俺たちは三人で隠しダンジョンがあるダンジョンに手を繋いで行った。
行ったには行ったんだけど、隠しダンジョンの中にAランクやSランクのスケルトンは一匹も居なかった。
「一匹もいない……」
「いないいなーーーい!!」
「ねぇジョシュア君、なんでいないの?」
「そんなの俺に聞かれても分かんない……。 けど、ダンジョンに限っては普通、フロア根こそぎ討伐しても、時間差はあってもすぐにモンスターはまた現れるんだ」
「へぇ〜」
「まぁ、ボスは復活したりしなかったり、なんだけど」
「うん」
「で、今までランクがAとかSだけのダンジョンって俺は聞いたことないから分かんないけど、もしかしたら強いモンスターが復活するのには時間がかかってるかもしれない」
「ふぅん……。 ねぇジョシュア君、どれくらい待てばいいと思う?」
「……分かんない。 とりあえずせめて一週間くらいは待った方がいいんじゃないかと思う」
「そっか」
「うん」
「………………」
「………………」
「まぁ、しょうがないから、帰ろうか」
「もうかえるの? モコ、もっとあそびたい!!」
モコは身体を持て余しているんだろうか。 体力が有り余ってるのかもしれないな……。
「じゃあ、ちょっと遊んでいこうか」
「わぁ〜〜〜い!!」
ダンジョンを出てから俺たちは隠れんぼをしたり、鬼ごっこをしたりして、モコはずっと笑顔で楽しそうにしている。
「……。 昨日の夜、モコは大丈夫だったの?」
際限のない遊びに疲れた果てた俺とジョシュアは、モコが木登りするのを座って眺めることにした。
「あぁ、うん……。 大変だったけど……」
もう、本当に大変だった。 モコの中身は小さいときのモコだと頭では分かっているのに、大人の姿で子どもがするようなことをされると、俺はどうしていいか分からなくなって、大人に対するような言動を取ってしまう。
それはモコにとってはすごくショックなことで、昨日はずっとグズグズ泣いていた。
少しずつ現実を受け入れようと俺も努力はしたけど、大人から抱っこして寝てくれ、と言われても正直困った。 なんせ190cm以上あるし。
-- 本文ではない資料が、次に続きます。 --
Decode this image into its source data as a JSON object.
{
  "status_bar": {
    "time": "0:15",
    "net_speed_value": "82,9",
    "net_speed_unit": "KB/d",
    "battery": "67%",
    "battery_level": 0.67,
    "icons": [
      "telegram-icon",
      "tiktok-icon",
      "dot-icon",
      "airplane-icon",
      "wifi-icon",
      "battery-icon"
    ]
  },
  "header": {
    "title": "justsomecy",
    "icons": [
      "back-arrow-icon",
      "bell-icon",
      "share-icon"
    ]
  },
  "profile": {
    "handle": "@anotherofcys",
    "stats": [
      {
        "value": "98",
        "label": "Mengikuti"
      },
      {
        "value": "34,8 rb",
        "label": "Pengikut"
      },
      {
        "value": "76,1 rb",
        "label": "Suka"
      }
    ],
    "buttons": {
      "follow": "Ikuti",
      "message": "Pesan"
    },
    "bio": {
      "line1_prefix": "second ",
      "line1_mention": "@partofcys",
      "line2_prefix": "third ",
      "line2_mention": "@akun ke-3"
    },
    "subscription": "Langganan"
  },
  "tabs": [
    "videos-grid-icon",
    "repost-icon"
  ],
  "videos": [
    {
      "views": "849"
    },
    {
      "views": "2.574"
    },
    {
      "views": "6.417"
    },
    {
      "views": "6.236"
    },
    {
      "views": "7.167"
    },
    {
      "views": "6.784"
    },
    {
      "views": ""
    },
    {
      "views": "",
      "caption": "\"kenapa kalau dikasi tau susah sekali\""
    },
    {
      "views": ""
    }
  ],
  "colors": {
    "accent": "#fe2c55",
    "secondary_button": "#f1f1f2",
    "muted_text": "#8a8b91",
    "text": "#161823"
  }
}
フェンリルの姿になることもなぜか無かったし(なんかうまく出来ないそうだ)、ずっと大人の姿なのに頭を撫でてくれだの、お腹にプクーっと息を吹き掛けろ、と言われても、やっぱりいつもと同じようには出来なかったのだ。
ただ、一日寝て、いつもの子どものときと同じように「たかふみ、おっき!!」とモコに起こされて、俺はようやく今のモコを受け入れる覚悟が出来たように思う。 一回寝て冷静になったというか。
「そういえば忘れてたけど、モコのアイテムボックスにスケルトンとかドロップアイテムとか入ってるから」
「あぁ、うん」
「……。 もし売るとしても、ここのギルドじゃないほうがいいと思う」
「なんで?」
「……。 あのギュンターとかいう奴、なんかきな臭いから。 依頼を受託してないものは、やめた方がいい」
「あはは、きな臭いか。 確かにちょっとアレだよね」
そうか、ジョシュアもそう思っていたのか。
「スケルトン自体が素材にはなるから、いずれどっかで売った方がいいけど」
「うん、ありがとう」
なんだか良い感じだ。 モコの件で一緒にクリアしなければいけないことが出来たからか、ジョシュアと俺には一種の連帯感が芽生えた気がするんだよな。
「たかふみぃ、モコね、おなかすいたの! このまえたべた親子丼がいい!!」
「分かったよ。 じゃあ、ちょっと待っててね」
ジョシュアと二人でダークワイバーン肉の親子丼を作り、モコは子どもサイズ以上に食べに食べまくった。
「おいしかったねぇ〜」
「うん、そうだね」
イケメンが頬っぺたを米粒まみれにしてニコッと笑う。
「ほら、顔拭かないと」
ウェットティッシュで拭いてあげる。
「あーがと! モコね、たかふみ、だぁーーーいすき!!」
モコ……。 ここは可愛いというのか、カッコイイのか、どっちなんだろう。
「さぁ、帰ってパーティの準備しなきゃ」
結局、何度かダンジョンに行ったものの、スケルトンはいなかった。
そして俺たちはモコがこの状態のまま、お披露目パーティの当日を迎えることになる。